From: shok () CANNABIS DATAFORCE NET (Shok)
Date: Fri, 13 Aug 1999 11:01:58 +0400


[http://www.w00w00.org, comments to shok () dataforce net]

SUMMARY
efnet ircd hybrid-6 (up to beta 58) have a vulnerability that can allow
remote access to the irc server.  In most cases, you'll gain privileges of
the 'irc' user.

COMMENTS
This vulnerability was discovered by jduck and stranjer of w00w00 at
least 2 months ago.  After discussing the vulnerability, it was reported
to Dianora by jduck and fixed.  Hopefully the vulnerable irc servers have
been fixed.  If not, it's unfortunate Dianora didn't notify the vulnerable
irc servers or they didn't take these 2 months to fix themselves (note:
we didn't wait that long on purpose.. we were just sidetracked with a
million other things).

DESCRIPTION
The vulnerability is in the invite handling code (m_invite).  In a
channels with operators (ops) and modes +pi (paranoid + invite-only), a
channel invitation is reported to all other operators.  The buffer used to
store the invitation notice can overflow its boundaries by up to 15
bytes.

Steps:
1. Client 1 (9chars!1. Client 1 (9chars!10chars@trivial) joins #199chars
2. Client 2 (trivial!2. Client 2 (trivial!trivial@trivial) joins #199chars
3. Client 1 sets mode #199chars +pio Client 2
4. Client 1 invites Client 3 (9chars!4. Client 1 invites Client 3 (9chars!10chars@63chars) to #199chars

Note: client 1 and client 3 should _not_ be from the same host.  With our
exploit, client 3 (compile/run hostname.c) first, then compile/run
ircdexp.c.

Client #1's server = vulnerable irc server (such as irc.arpa.com)
Client #2's server = trivial
Client #3's server = ComStud irc server (such as irc.prison.net), because
                     it allows shellcode chars in hostname

Using the following spoofed host (59 chars):
shellcodeshellcodeshellcodeshellcodeshellcodeshellcode.AAAA
[The ComStud ircd will check for a '.']

Here, EIP = 0x41414141 (AAAA).  The other registers are negligable.
The hostlen is actually 63 bytes, but for this specific overflow, EIP is
overwritten at buf[54-58].

We have to take stdout/stdin descriptors into consideration.  We are very
limited in size (only have 54 bytes for shellcode), so we can't fit bind
shellcode.  Instead, we took the standard Linux x86 shellcode, dropped
exit handling code, added a close'd stdin, dup'd cptr->fd (cptr is the
first argument passed to m_invite).  Since we only have 54 bytes to work
with, we can't fit code in to close stdout and dup cptr->fd, so output
will be sent to whatever terminald ircd was started from.  If you do not
wish for the output to be seen, redirect everything (via '>') /dev/null.

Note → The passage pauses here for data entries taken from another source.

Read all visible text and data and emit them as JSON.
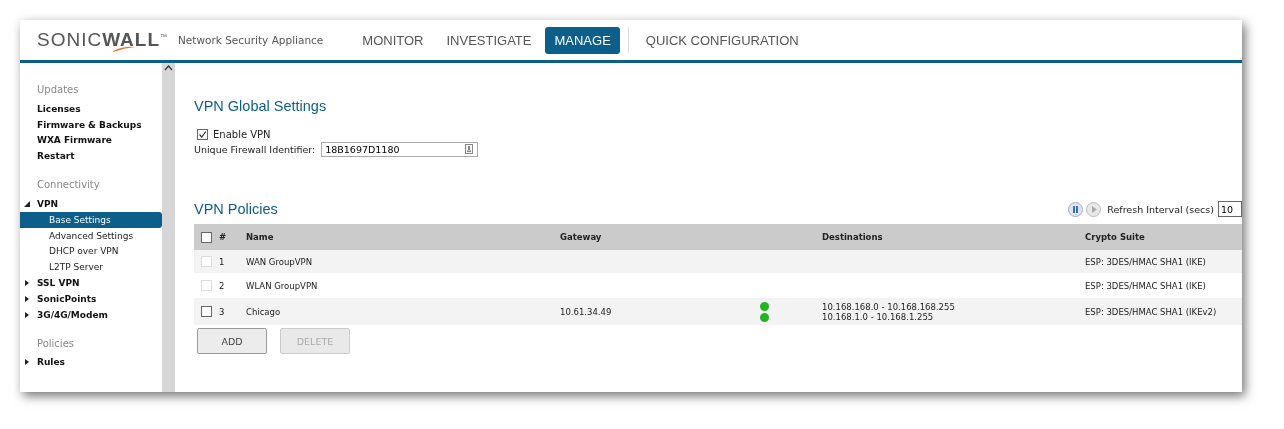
{
  "header": {
    "logo": "SONIC**WALL**$^{™}$",
    "product": "Network Security Appliance",
    "nav": [
      {
        "label": "MONITOR",
        "selected": false
      },
      {
        "label": "INVESTIGATE",
        "selected": false
      },
      {
        "label": "MANAGE",
        "selected": true
      },
      {
        "label": "QUICK CONFIGURATION",
        "selected": false
      }
    ]
  },
  "sidebar": {
    "sections": [
      {
        "title": "Updates",
        "items": [
          {
            "label": "Licenses",
            "kind": "link"
          },
          {
            "label": "Firmware & Backups",
            "kind": "link"
          },
          {
            "label": "WXA Firmware",
            "kind": "link"
          },
          {
            "label": "Restart",
            "kind": "link"
          }
        ]
      },
      {
        "title": "Connectivity",
        "items": [
          {
            "label": "VPN",
            "kind": "group",
            "expanded": true,
            "children": [
              {
                "label": "Base Settings",
                "selected": true
              },
              {
                "label": "Advanced Settings",
                "selected": false
              },
              {
                "label": "DHCP over VPN",
                "selected": false
              },
              {
                "label": "L2TP Server",
                "selected": false
              }
            ]
          },
          {
            "label": "SSL VPN",
            "kind": "group",
            "expanded": false
          },
          {
            "label": "SonicPoints",
            "kind": "group",
            "expanded": false
          },
          {
            "label": "3G/4G/Modem",
            "kind": "group",
            "expanded": false
          }
        ]
      },
      {
        "title": "Policies",
        "items": [
          {
            "label": "Rules",
            "kind": "group",
            "expanded": false
          }
        ]
      }
    ]
  },
  "global_settings": {
    "title": "VPN Global Settings",
    "enable_vpn": {
      "label": "Enable VPN",
      "checked": true
    },
    "identifier": {
      "label": "Unique Firewall Identifier:",
      "value": "18B1697D1180"
    }
  },
  "policies": {
    "title": "VPN Policies",
    "refresh_label": "Refresh Interval (secs)",
    "refresh_value": "10",
    "select_all_checked": false,
    "columns": [
      "#",
      "Name",
      "Gateway",
      "Destinations",
      "Crypto Suite"
    ],
    "rows": [
      {
        "number": "1",
        "name": "WAN GroupVPN",
        "gateway": "",
        "destinations": [],
        "crypto": "ESP: 3DES/HMAC SHA1 (IKE)",
        "checked": false,
        "disabled": true
      },
      {
        "number": "2",
        "name": "WLAN GroupVPN",
        "gateway": "",
        "destinations": [],
        "crypto": "ESP: 3DES/HMAC SHA1 (IKE)",
        "checked": false,
        "disabled": true
      },
      {
        "number": "3",
        "name": "Chicago",
        "gateway": "10.61.34.49",
        "destinations": [
          {
            "range": "10.168.168.0 - 10.168.168.255",
            "connected": true
          },
          {
            "range": "10.168.1.0 - 10.168.1.255",
            "connected": true
          }
        ],
        "crypto": "ESP: 3DES/HMAC SHA1 (IKEv2)",
        "checked": false,
        "disabled": false
      }
    ],
    "buttons": [
      {
        "label": "ADD",
        "disabled": false
      },
      {
        "label": "DELETE",
        "disabled": true
      }
    ]
  }
}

As for how to go about spoofing, you have options:
1) Use the old DNS poison caching method
2) Use custom "fake binds" that will just pass on your shellcode as a
   hostname in response to a DNS query (idea from nyt).

Option #2 is the approach we will take (hostname.c generates the shellcode
we'll use). This will work fine as long as you IP/hostname hasn't already
been cached.  Because these "fake binds" are pretty popular (or have been
in the past), they should be easy to come by and are outside the scope of
this advisory.

So full steps are, client with the spoofed hostname, connect to a ComStud
ircd server (such as irc.prison.net), another client join the arbitrary
client, and another client join the target ircd hybrid-6 server (such as
irc.arpa.com).  Once the channel is +pi (and your channel, ident,
username, etc. all the right length), invite the client with the spoofed
hostname.  Fine-tune until you have root.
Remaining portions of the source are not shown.